Die Einheimischen jammern übrigens auch, es ist extrem heiss im Moment und wir warten auf Regen.
Und was ich auf jeden Fall auch nicht vermissen würde, das wären diese vermaledeiten Moskitos! Während ich hier sitze habe ich mir 4 Stiche eingefangen, das nervt echt. Wegen dieser kleinen fiesen Viecher darf die nächste Spinne die sich in mein Zimmer verirrt übrigens auch dort wohnen bleiben. 

Tja, das war in Kurzform die erste Woche. Kaum zu glauben, das ging rasend schnell.

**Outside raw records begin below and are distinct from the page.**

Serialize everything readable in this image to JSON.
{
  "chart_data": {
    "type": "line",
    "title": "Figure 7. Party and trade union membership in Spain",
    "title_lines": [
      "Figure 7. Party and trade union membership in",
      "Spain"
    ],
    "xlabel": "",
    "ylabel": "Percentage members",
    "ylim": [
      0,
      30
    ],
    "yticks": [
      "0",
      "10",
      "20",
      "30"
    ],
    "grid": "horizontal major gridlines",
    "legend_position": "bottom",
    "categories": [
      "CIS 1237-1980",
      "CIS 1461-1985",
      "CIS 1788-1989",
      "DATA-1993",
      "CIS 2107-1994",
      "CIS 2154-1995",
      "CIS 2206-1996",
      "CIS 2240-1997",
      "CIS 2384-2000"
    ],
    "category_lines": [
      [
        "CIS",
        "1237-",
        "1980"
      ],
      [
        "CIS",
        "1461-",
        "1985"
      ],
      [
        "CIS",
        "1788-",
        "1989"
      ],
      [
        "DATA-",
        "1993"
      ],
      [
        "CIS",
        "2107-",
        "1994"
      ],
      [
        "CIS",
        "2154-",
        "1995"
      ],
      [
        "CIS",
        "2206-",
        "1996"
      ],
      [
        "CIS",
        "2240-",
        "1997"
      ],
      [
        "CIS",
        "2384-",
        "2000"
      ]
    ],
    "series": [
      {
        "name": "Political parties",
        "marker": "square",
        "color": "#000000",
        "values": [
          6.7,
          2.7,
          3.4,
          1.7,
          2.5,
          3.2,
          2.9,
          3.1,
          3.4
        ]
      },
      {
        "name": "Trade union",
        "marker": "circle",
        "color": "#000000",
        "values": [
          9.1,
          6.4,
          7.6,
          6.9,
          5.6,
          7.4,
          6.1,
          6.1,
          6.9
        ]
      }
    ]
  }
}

Morgen ist übrigens mein erster Arbeitstag, da bleibt weniger Zeit zu schreiben, aber ich halte euch auf dem Laufenden! 

Om môre, Baai!














Erste Begegnungen mit der Polizei

In dieser verrückten Stadt Windhoek, da stehst du morgens auf und wenn du wüsstest wie der Tag endet...du würdest im Bett bleiben...
Man weiß nie was passiert und es passiert einfach immer irgendwas.

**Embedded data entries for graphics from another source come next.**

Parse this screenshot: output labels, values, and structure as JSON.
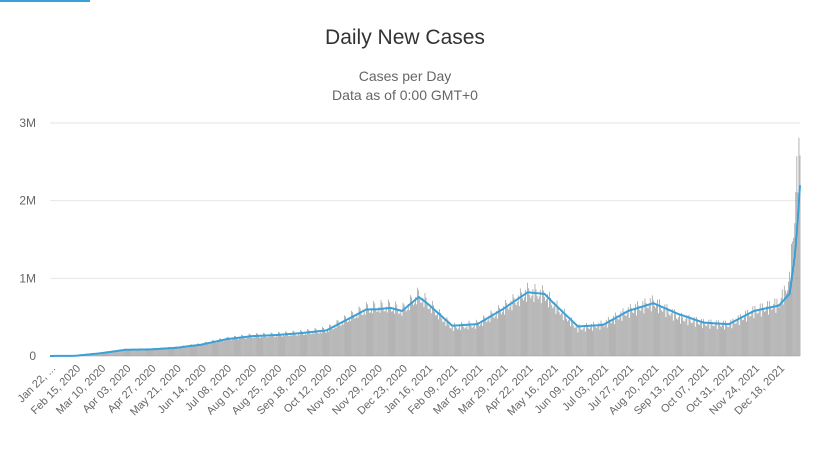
{
  "page": {
    "accent_color": "#3aa0d8"
  },
  "header": {
    "title": "Daily New Cases",
    "subtitle_line1": "Cases per Day",
    "subtitle_line2": "Data as of 0:00 GMT+0"
  },
  "chart_data": {
    "type": "bar",
    "title": "Daily New Cases",
    "subtitle": [
      "Cases per Day",
      "Data as of 0:00 GMT+0"
    ],
    "xlabel": "",
    "ylabel": "",
    "ylim": [
      0,
      3000000
    ],
    "y_ticks": [
      0,
      1000000,
      2000000,
      3000000
    ],
    "y_tick_labels": [
      "0",
      "1M",
      "2M",
      "3M"
    ],
    "x_range": [
      "2020-01-22",
      "2022-01-07"
    ],
    "x_tick_labels": [
      "Jan 22, ...",
      "Feb 15, 2020",
      "Mar 10, 2020",
      "Apr 03, 2020",
      "Apr 27, 2020",
      "May 21, 2020",
      "Jun 14, 2020",
      "Jul 08, 2020",
      "Aug 01, 2020",
      "Aug 25, 2020",
      "Sep 18, 2020",
      "Oct 12, 2020",
      "Nov 05, 2020",
      "Nov 29, 2020",
      "Dec 23, 2020",
      "Jan 16, 2021",
      "Feb 09, 2021",
      "Mar 05, 2021",
      "Mar 29, 2021",
      "Apr 22, 2021",
      "May 16, 2021",
      "Jun 09, 2021",
      "Jul 03, 2021",
      "Jul 27, 2021",
      "Aug 20, 2021",
      "Sep 13, 2021",
      "Oct 07, 2021",
      "Oct 31, 2021",
      "Nov 24, 2021",
      "Dec 18, 2021"
    ],
    "grid": true,
    "legend": "none",
    "series": [
      {
        "type": "bar",
        "color": "#999999",
        "x": [
          "2020-01-22",
          "2020-02-15",
          "2020-03-10",
          "2020-04-03",
          "2020-04-27",
          "2020-05-21",
          "2020-06-14",
          "2020-07-08",
          "2020-08-01",
          "2020-08-25",
          "2020-09-18",
          "2020-10-12",
          "2020-11-05",
          "2020-11-19",
          "2020-11-29",
          "2020-12-12",
          "2020-12-23",
          "2021-01-08",
          "2021-01-16",
          "2021-02-09",
          "2021-03-05",
          "2021-03-29",
          "2021-04-22",
          "2021-05-08",
          "2021-05-16",
          "2021-06-09",
          "2021-07-03",
          "2021-07-27",
          "2021-08-20",
          "2021-09-13",
          "2021-10-07",
          "2021-10-31",
          "2021-11-24",
          "2021-12-18",
          "2021-12-28",
          "2022-01-02",
          "2022-01-05",
          "2022-01-07"
        ],
        "y": [
          600,
          3000,
          40000,
          85000,
          90000,
          110000,
          150000,
          220000,
          260000,
          275000,
          300000,
          340000,
          520000,
          620000,
          640000,
          650000,
          600000,
          800000,
          700000,
          380000,
          420000,
          620000,
          850000,
          820000,
          700000,
          370000,
          420000,
          600000,
          720000,
          520000,
          440000,
          420000,
          600000,
          700000,
          1000000,
          1900000,
          2600000,
          2700000
        ]
      },
      {
        "type": "line",
        "name": "",
        "color": "#3aa0d8",
        "x": [
          "2020-01-22",
          "2020-02-15",
          "2020-03-10",
          "2020-04-03",
          "2020-04-27",
          "2020-05-21",
          "2020-06-14",
          "2020-07-08",
          "2020-08-01",
          "2020-08-25",
          "2020-09-18",
          "2020-10-12",
          "2020-11-05",
          "2020-11-19",
          "2020-11-29",
          "2020-12-12",
          "2020-12-23",
          "2021-01-08",
          "2021-01-16",
          "2021-02-09",
          "2021-03-05",
          "2021-03-29",
          "2021-04-22",
          "2021-05-08",
          "2021-05-16",
          "2021-06-09",
          "2021-07-03",
          "2021-07-27",
          "2021-08-20",
          "2021-09-13",
          "2021-10-07",
          "2021-10-31",
          "2021-11-24",
          "2021-12-18",
          "2021-12-28",
          "2022-01-02",
          "2022-01-05",
          "2022-01-07"
        ],
        "y": [
          500,
          2500,
          35000,
          80000,
          85000,
          105000,
          145000,
          215000,
          255000,
          270000,
          295000,
          330000,
          500000,
          600000,
          600000,
          620000,
          580000,
          760000,
          680000,
          390000,
          410000,
          600000,
          820000,
          800000,
          690000,
          380000,
          400000,
          580000,
          680000,
          540000,
          430000,
          410000,
          580000,
          650000,
          800000,
          1300000,
          1800000,
          2200000
        ]
      }
    ]
  }
}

Es ist Samstag früher Abend, ich bitte Erick mich zur Tanke zu fahren, bin getrennt von der Außenwelt, kein Kredit mehr auf'm Handy. Das geht gar gar gar nicht.

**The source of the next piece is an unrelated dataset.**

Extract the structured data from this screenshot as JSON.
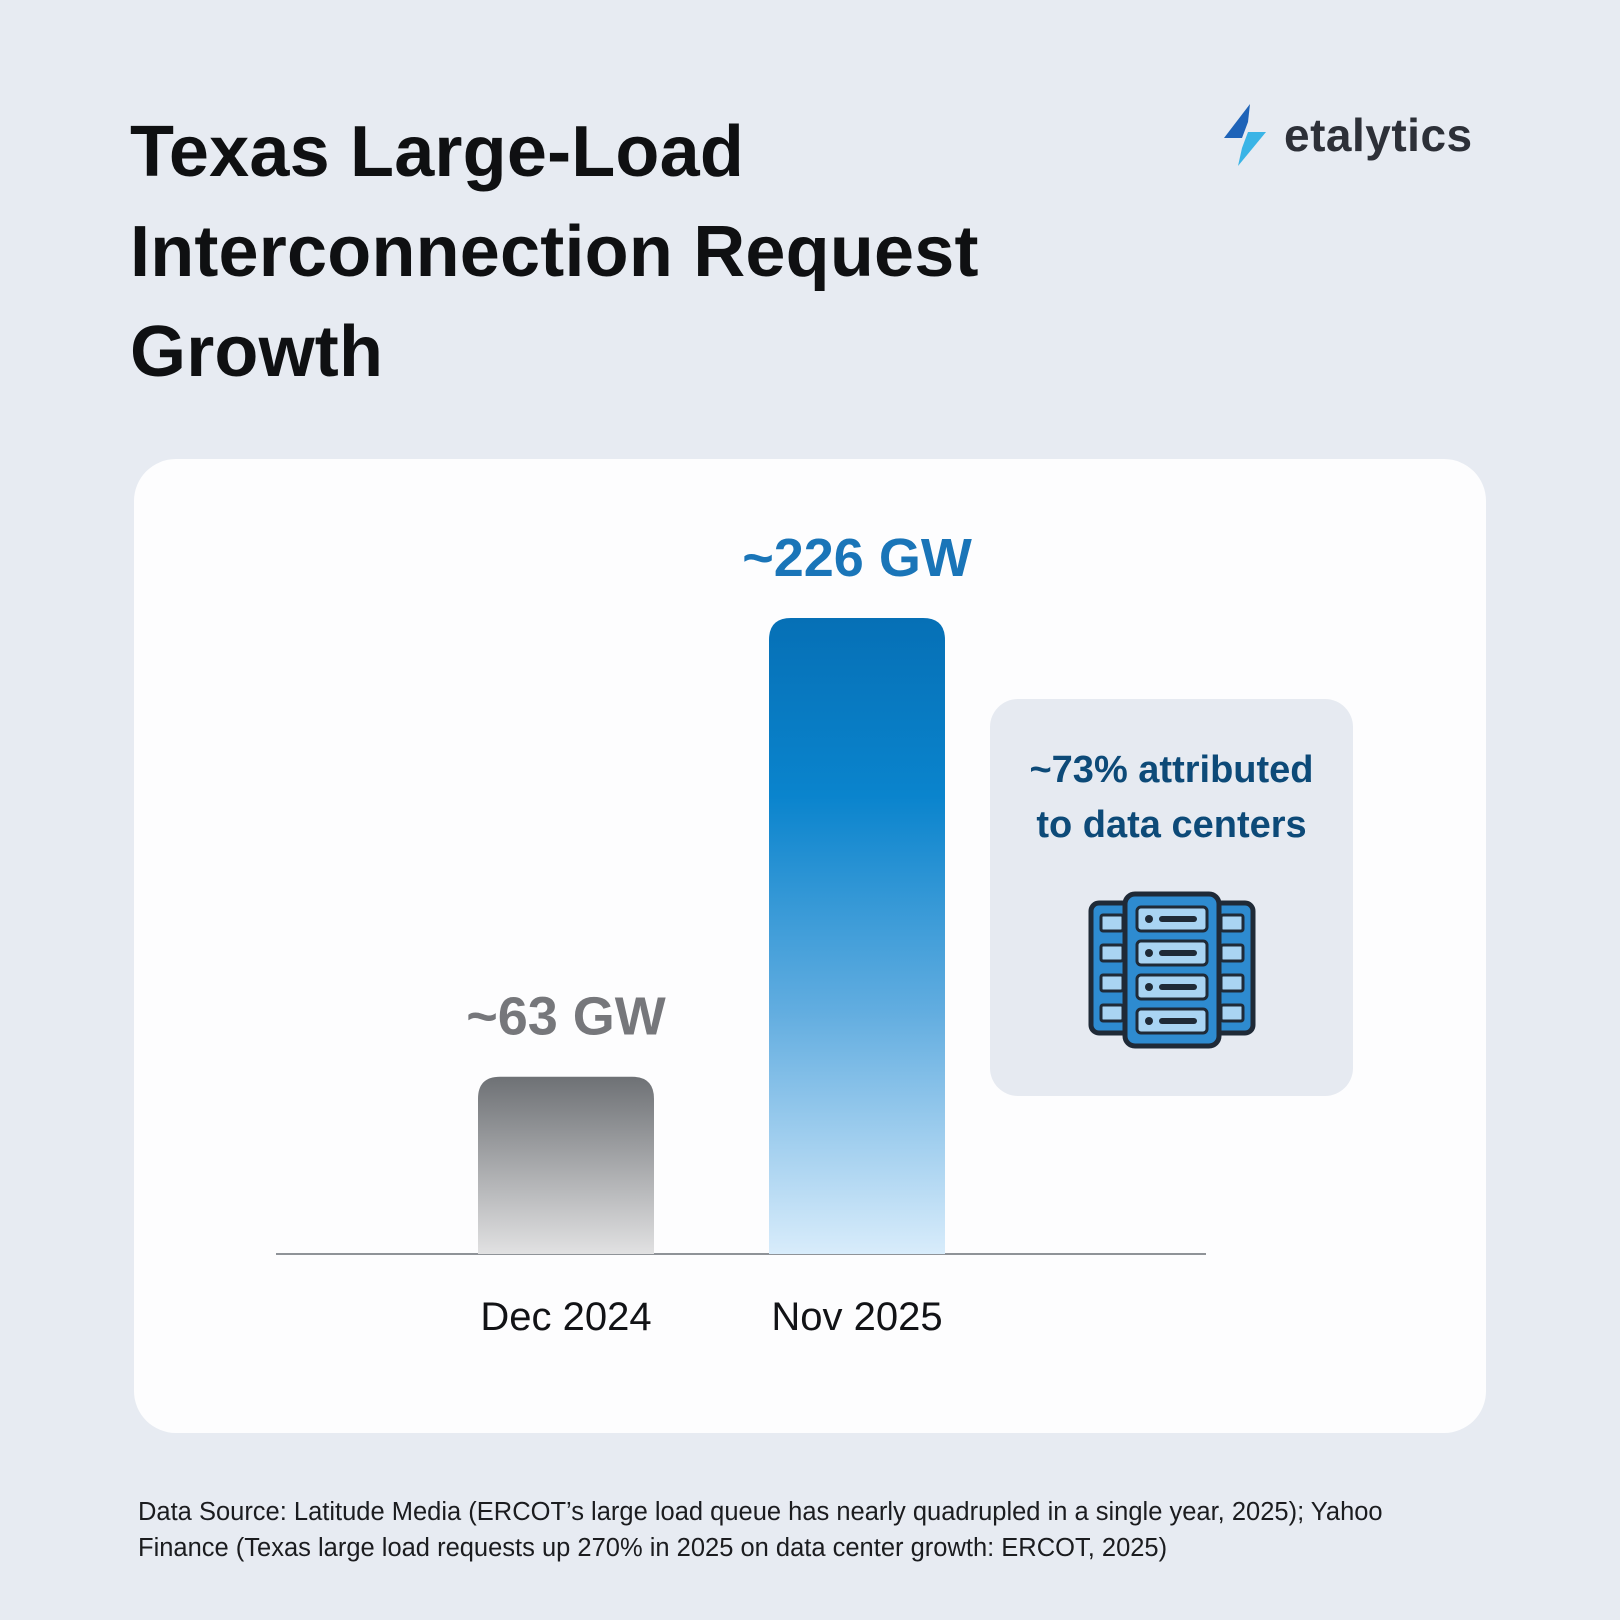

Also holt er mich ab und wir fahren zur Tanke, bevor wir wieder nach Hause fahren, hält er unterwegs an weil er mal muss. Ich sitze im Auto und warte und plötzlich halten zwei Polizeiwagen neben mir, die Officer steigen aus, öffnen die Tür und fragen nach dem Fahrer. Kommt gleich wieder sage ich, was um Himmels willen ist denn jetzt wieder los. 
Erick kommt zurück, muss seine Papiere zeigen und ohne dass man uns informiert um was es geht, werden wir aufgefordert den Autos zur Wache zu folgen. 
Wir gehorchen natürlich, ich frage Erick: "Sag's mir lieber jetzt gleich, ich erfahr es ja eh, was hast du angestellt?" Er hat keine Ahnung. Kann ich glauben oder auch nicht, in dem Moment habe ich keine andere Wahl. 
Auf der Wache wird Erick abgeführt und ich stehe da, in einer verranzten, runter gekommenen Police Station, wo die Polizisten rumliegen und schlafen, Youtube Videos anschauen aber auf keinen Fall arbeiten. Bis auf einige wenige. Erick verschwindet zusammen mit anderen Verbrechern und einigen Polizisten hinter einer schweren Metalltür und ich warte und warte. Dann geht's los. Ich höre nur noch die Officers brüllen und Erick kleinlaut antworten, dazwischen das Gemurmel von den anderen Weggesperrten die entweder total betrunken sind oder mit Drogen voll gepumpt. Und mein Film im Kopf geht los. Ich denke, meine Güte, Afrika, ich hab so schlimme Dinge schon gehört, wie es im Knast abgeht. Ich sehe Polizisten vor mir die Gefangene foltern, die Bilder aus dem nahen Osten von Polizeiverhören machen sich in mir breit. Mit Mühe kann ich mich unter Kontrolle halten und fange nicht an zu heulen. Der Officer der Erick abgeführt hat kommt zurück und sagt ich soll mir ein anderes Taxi suchen und nach Hause fahren. Ich bin kurz davor ihm eine zu klatschen. Was genau hast du verpasst? Windhoek, Samstagnacht, weiße Frau allein in nem Strassentaxi? Dann kann ich mich ja gleich nackt ausziehen, auf die Straße stellen und warten bis mich einer vergewaltigt, ausraubt und abmurkst.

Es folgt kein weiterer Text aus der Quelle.